Using component for dependency injection in clojure web apps

In clojure, the common dependency injection library is component. It allows naming services in your application. Then a service can declare dependencies on other services by those names. These services can also declare start and stop functions to properly initialize and cleanup. When the entire system is started, it will resolve those names and inject the correct dependencies where needed.

There are some good videos about component from recent conferences: * Stuart Sierra - Components: Just enough structure * Anthony Marcar - clojure at scale

Hooking component up into a ring app

One of the issues that comes up with ring apps is the declaration of a ring handler as a static top level form. A common pattern in clojure web apps is to see

(defroutes routes ....)

(def app
  (-> routes
      middleware1
      ....))

This works fine for small apps and examples. However, app is built at compile time. There is no way to tell the ring handler to use a in-memory database or a storing email mechanism for the test environment, while using other ones for a development or production environment.

One solution is to turn app into a function that takes the map of services. Then it could add a middleware that adds the services to the ring request. Destructuring in routes can then pull out the services that are wanted.

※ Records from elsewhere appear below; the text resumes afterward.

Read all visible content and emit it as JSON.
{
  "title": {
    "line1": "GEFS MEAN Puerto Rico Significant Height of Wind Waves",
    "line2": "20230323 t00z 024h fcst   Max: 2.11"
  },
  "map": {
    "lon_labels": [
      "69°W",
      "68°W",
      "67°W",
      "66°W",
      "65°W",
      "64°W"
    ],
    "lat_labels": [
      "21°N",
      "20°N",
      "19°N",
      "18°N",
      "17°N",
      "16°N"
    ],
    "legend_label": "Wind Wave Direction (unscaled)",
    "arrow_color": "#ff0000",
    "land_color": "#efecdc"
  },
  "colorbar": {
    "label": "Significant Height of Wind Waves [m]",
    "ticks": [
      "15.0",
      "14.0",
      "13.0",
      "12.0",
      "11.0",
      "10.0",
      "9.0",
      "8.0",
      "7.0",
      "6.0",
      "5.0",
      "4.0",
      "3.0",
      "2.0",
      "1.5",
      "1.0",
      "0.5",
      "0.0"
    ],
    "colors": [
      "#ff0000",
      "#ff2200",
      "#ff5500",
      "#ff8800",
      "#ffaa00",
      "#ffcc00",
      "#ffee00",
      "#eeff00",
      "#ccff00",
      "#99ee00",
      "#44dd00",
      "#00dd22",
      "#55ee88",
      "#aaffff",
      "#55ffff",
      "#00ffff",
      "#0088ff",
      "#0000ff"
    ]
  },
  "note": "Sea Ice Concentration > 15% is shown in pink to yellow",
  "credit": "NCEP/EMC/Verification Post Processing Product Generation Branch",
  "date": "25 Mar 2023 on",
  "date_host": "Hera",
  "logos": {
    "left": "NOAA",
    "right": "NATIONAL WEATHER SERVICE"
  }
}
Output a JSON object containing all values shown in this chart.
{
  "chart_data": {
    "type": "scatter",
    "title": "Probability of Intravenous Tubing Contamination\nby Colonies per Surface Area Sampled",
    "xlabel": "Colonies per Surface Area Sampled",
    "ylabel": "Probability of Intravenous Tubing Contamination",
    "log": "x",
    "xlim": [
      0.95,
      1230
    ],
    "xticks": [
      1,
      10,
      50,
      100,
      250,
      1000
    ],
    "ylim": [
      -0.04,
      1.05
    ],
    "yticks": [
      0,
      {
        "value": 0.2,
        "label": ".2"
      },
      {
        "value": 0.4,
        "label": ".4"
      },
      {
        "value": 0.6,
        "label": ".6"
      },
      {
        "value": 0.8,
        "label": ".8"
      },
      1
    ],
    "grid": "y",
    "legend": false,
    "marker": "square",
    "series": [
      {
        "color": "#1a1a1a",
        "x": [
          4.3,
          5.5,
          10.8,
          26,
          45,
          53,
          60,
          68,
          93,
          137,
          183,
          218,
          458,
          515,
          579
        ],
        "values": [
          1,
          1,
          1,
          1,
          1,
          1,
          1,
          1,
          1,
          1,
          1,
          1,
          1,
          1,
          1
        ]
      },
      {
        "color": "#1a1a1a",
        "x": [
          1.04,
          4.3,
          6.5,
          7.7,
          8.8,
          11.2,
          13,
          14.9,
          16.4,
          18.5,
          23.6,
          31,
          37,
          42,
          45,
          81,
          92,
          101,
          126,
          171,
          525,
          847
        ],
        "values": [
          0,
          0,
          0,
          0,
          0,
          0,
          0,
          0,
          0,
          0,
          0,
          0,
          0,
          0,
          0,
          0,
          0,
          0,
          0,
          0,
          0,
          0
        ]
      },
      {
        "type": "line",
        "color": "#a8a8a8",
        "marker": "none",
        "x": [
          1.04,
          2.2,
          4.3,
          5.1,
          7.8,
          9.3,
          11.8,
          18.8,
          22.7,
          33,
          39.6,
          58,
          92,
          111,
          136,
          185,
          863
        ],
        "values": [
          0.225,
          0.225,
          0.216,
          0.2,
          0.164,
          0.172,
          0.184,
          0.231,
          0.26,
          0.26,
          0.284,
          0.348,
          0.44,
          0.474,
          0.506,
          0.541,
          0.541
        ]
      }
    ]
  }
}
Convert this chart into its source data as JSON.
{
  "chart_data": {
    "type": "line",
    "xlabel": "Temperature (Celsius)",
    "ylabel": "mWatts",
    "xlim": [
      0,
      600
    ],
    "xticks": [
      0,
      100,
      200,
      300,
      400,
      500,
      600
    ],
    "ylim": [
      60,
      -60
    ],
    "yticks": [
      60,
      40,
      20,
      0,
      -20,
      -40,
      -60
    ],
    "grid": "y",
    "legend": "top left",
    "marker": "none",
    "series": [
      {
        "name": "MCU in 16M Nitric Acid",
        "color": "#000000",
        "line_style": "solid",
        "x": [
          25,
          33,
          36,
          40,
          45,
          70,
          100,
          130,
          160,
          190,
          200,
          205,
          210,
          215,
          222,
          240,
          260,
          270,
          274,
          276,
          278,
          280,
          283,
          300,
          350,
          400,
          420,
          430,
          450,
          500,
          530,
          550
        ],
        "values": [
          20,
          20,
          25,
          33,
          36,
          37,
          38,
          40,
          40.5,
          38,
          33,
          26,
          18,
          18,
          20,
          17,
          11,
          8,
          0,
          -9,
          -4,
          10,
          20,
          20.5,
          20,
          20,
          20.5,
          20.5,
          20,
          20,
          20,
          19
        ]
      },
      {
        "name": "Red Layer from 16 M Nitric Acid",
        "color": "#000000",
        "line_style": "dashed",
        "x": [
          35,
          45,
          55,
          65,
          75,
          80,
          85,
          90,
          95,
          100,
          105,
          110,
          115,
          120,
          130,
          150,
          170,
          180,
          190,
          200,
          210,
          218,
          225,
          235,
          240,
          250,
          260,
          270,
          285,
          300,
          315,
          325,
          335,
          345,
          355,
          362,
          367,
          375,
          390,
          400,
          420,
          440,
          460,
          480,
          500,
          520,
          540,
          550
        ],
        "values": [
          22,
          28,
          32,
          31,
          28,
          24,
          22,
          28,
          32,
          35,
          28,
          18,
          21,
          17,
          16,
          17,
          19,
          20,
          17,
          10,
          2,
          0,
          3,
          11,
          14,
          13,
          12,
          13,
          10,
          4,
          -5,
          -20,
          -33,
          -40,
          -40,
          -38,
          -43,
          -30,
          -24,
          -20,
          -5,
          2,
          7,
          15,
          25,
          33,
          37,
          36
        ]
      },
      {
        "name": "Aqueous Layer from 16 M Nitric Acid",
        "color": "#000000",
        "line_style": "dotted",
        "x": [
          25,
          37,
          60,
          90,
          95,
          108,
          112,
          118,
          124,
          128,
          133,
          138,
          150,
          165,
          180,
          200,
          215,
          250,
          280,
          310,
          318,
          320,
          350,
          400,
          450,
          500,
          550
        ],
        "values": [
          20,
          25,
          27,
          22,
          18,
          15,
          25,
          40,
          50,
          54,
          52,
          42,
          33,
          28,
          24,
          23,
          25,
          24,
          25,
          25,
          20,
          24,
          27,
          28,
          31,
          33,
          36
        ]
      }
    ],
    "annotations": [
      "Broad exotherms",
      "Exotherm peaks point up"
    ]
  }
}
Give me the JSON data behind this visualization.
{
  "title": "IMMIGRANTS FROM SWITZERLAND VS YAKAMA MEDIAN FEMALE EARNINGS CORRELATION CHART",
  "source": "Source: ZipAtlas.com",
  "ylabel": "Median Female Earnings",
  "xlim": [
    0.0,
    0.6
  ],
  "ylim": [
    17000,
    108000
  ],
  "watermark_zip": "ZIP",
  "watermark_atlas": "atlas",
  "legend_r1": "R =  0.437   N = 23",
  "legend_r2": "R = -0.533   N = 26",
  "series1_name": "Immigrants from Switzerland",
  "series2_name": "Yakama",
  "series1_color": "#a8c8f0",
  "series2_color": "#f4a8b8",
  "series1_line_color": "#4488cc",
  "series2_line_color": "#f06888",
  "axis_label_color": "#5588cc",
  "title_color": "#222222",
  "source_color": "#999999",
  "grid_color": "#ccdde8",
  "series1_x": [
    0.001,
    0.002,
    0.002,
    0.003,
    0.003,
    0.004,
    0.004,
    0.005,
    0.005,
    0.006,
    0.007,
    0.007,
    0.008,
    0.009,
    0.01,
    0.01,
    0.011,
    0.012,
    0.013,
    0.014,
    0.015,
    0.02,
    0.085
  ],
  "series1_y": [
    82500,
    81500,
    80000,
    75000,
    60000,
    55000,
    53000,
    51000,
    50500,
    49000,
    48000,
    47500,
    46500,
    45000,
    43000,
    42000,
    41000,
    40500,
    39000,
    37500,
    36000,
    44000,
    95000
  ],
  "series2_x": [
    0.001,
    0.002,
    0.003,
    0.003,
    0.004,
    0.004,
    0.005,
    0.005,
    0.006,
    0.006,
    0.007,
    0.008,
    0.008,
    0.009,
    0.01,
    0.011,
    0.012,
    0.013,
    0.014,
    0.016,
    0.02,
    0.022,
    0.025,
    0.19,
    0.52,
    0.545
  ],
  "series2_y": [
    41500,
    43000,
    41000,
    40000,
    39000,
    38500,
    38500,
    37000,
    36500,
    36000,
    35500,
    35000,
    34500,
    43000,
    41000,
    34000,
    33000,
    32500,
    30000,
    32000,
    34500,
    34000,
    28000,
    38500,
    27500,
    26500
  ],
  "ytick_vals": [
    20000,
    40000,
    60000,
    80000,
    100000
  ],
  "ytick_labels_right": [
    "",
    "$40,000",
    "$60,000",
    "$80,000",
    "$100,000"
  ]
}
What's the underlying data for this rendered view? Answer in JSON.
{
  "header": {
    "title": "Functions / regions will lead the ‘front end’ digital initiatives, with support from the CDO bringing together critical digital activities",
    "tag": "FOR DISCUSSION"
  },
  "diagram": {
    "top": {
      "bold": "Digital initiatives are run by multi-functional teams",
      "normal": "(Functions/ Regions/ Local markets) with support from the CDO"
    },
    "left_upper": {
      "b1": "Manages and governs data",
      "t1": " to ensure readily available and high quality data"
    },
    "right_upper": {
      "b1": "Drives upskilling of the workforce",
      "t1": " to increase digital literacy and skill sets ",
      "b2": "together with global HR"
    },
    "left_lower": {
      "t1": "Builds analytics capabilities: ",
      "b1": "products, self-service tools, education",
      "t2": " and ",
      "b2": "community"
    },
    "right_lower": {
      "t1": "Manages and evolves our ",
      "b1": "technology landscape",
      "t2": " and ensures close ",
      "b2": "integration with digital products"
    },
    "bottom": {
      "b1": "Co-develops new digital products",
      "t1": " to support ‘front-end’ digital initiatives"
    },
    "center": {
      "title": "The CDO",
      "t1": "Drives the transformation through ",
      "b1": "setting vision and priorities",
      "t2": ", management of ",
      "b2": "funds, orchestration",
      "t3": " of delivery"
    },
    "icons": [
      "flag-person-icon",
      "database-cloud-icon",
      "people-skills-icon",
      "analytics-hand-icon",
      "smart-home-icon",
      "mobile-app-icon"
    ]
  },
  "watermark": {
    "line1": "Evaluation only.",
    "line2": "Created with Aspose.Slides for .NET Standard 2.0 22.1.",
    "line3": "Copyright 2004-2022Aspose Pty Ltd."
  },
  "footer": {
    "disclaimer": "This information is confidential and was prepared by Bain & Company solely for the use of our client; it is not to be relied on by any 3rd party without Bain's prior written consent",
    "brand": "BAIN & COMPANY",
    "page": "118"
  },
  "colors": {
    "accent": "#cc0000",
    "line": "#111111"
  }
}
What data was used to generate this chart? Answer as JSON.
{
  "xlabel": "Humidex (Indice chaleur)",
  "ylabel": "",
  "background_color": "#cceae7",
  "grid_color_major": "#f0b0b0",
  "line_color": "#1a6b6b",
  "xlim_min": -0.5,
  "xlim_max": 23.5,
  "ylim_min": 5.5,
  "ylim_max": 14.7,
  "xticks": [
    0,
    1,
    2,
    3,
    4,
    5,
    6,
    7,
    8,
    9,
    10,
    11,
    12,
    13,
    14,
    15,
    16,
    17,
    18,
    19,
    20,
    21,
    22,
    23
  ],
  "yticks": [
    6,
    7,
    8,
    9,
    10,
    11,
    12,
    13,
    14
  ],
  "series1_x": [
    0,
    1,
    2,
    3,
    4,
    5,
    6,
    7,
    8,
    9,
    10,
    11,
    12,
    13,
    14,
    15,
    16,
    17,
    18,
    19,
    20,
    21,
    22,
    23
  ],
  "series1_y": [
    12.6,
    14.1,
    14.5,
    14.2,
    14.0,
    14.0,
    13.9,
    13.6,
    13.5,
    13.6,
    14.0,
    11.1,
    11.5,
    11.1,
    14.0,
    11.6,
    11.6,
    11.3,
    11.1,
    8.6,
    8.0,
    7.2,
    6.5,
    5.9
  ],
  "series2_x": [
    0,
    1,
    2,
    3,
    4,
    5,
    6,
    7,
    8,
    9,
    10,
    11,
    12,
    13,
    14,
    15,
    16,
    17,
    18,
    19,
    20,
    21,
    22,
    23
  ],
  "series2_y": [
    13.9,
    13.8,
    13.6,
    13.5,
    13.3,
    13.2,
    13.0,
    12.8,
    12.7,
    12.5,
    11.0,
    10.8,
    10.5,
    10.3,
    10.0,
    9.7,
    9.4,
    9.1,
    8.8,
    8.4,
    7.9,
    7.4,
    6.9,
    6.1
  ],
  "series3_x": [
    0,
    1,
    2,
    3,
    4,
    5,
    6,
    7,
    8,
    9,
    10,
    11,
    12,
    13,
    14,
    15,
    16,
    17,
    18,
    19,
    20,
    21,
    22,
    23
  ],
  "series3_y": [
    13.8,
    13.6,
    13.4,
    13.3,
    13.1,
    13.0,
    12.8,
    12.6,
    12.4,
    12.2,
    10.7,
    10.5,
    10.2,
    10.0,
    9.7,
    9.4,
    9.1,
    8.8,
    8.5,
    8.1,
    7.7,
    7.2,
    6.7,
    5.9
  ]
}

For example:

(defroutes routes
  ...
  (PUT "/signup" {:keys [services params]}
    (let [{:keys [database notifier]} services
          {:keys [user]} params]
      (controller/signup-user db notifier user)))
  ...)

(defn wrap-services [f services]
  (fn [req]
    (f (assoc req :services services))))

(defn app [services]
  (-> routes
      (wrap-services services)
      ...))

Now services can be added when the handler is created. For tests, a library like kerodon can be given a handler with just test services.

But how does this work with component for the main application? Since component is used to start systems it could be used to start the database, mailer, and even the web server. The web server can declare a dependency on those services and create the service map it uses to create the handler.

(defrecord WebServer [config jetty database notifier]
  component/Lifecycle
  (start [this]
    (if jetty
      this
      (assoc this :jetty
        (jetty/run-jetty (app {:database database
                               :notifier notifier}) config))))
  (stop [this]
    (when jetty
      (.stop jetty))
    (assoc this :jetty nil)))
(defn system [config]
  (component/system-map
    {:database (database-component config)
     :notifier (email-component config)
     :server   (component/using (map->WebServer {:config config}))}
                 [:database :notifier]))

When component/start is called on a system, it will run the webserver with everything hooked up correctly. This could be done in a -main for a standalone server.